Born September 1, 1929, in Faceville, Georgia, Wingate grew up on ground that eventually was flooded by George Woodruff Dam to impound Lake Seminole. He died in 2011 and was inducted posthumously into the Bass Fishing Hall of Fame the following year. He had previously been inducted into the Legends of the Outdoors Hall of Fame, and he was named a “Legendary Guide” by the Freshwater Fishing Hall of Fame in Hayward, Wisconsin. Shortly before his death, he said, “My only wish is that I had more time on this earth to teach more young people the sport of just fishin’.”
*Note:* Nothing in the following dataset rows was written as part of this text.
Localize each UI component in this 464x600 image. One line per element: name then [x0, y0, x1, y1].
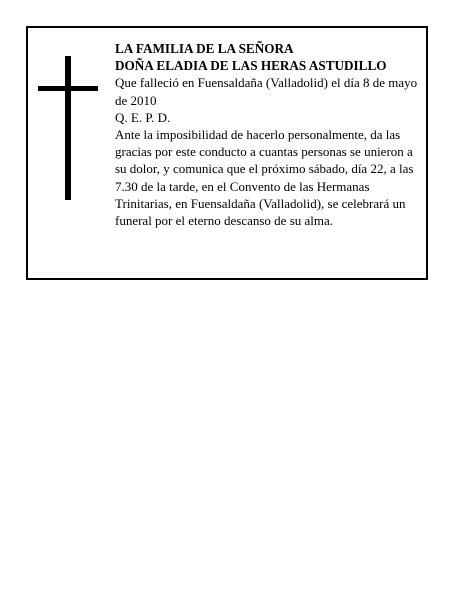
notice-heading-deceased-name: DOÑA ELADIA DE LAS HERAS ASTUDILLO: [115, 58, 387, 74]
latin-cross-icon: [38, 56, 98, 200]
cross-horizontal-bar: [38, 86, 98, 91]
death-statement: Que falleció en Fuensaldaña (Valladolid) el día 8 de mayo de 2010: [115, 75, 418, 108]
notice-text: [115, 40, 421, 229]
funeral-announcement: Ante la imposibilidad de hacerlo personalmente, da las gracias por este conducto a cuantas personas se unieron a su dolor, y comunica que el próximo sábado, día 22, a las 7.30 de la tarde, en el Convento de las Hermanas Trinitarias, en Fuensaldaña (Valladolid), se celebrará un funeral por el eterno descanso de su alma.: [115, 127, 414, 229]
obituary-notice: [26, 26, 428, 280]
cross-vertical-bar: [65, 56, 71, 200]
notice-heading-family: LA FAMILIA DE LA SEÑORA: [115, 41, 294, 56]
rip-abbreviation: Q. E. P. D.: [115, 109, 171, 125]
Customers visiting Wingate’s Lunker Lodge during that era will remember the pair of signs at the entrance to the property. The one at the entrance read, “Cuz, They Bit Yesterday.” At the exit, the other sign said, “Cuz, They’ll Tare It Up Tomorrow” — typical homespun humor from Jack Wingate.
Jack Wingate
As an avid skin diver, Darrell Lowrance learned much about the schooling habits and preferred locations of freshwater fish. Along with his father, Carl, and brother, Arlen, he set out to design a portable electronic device that would help fishermen and boaters determine depth of the bottom and other underwater objects. The famous ‘Little Green Box’ was introduced in 1959 and it revolutionized bass fishing. As president and CEO of the Lowrance company, Darrell was responsible for many breakthroughs in marine electronics, including the first sonars capable of high-speed performance (1965), the first graph recorder (1974), the first integrated sonar/GPS unit (1995) and many others. During 1983 and 1984, Lowrance served as president of the American Fishing Tackle Manufacturer’s Association (AFTMA), and was also director of the National Association of Marine Products and Services 1989. Lowrance retired in 2007 following the company’s acquisition by Navico.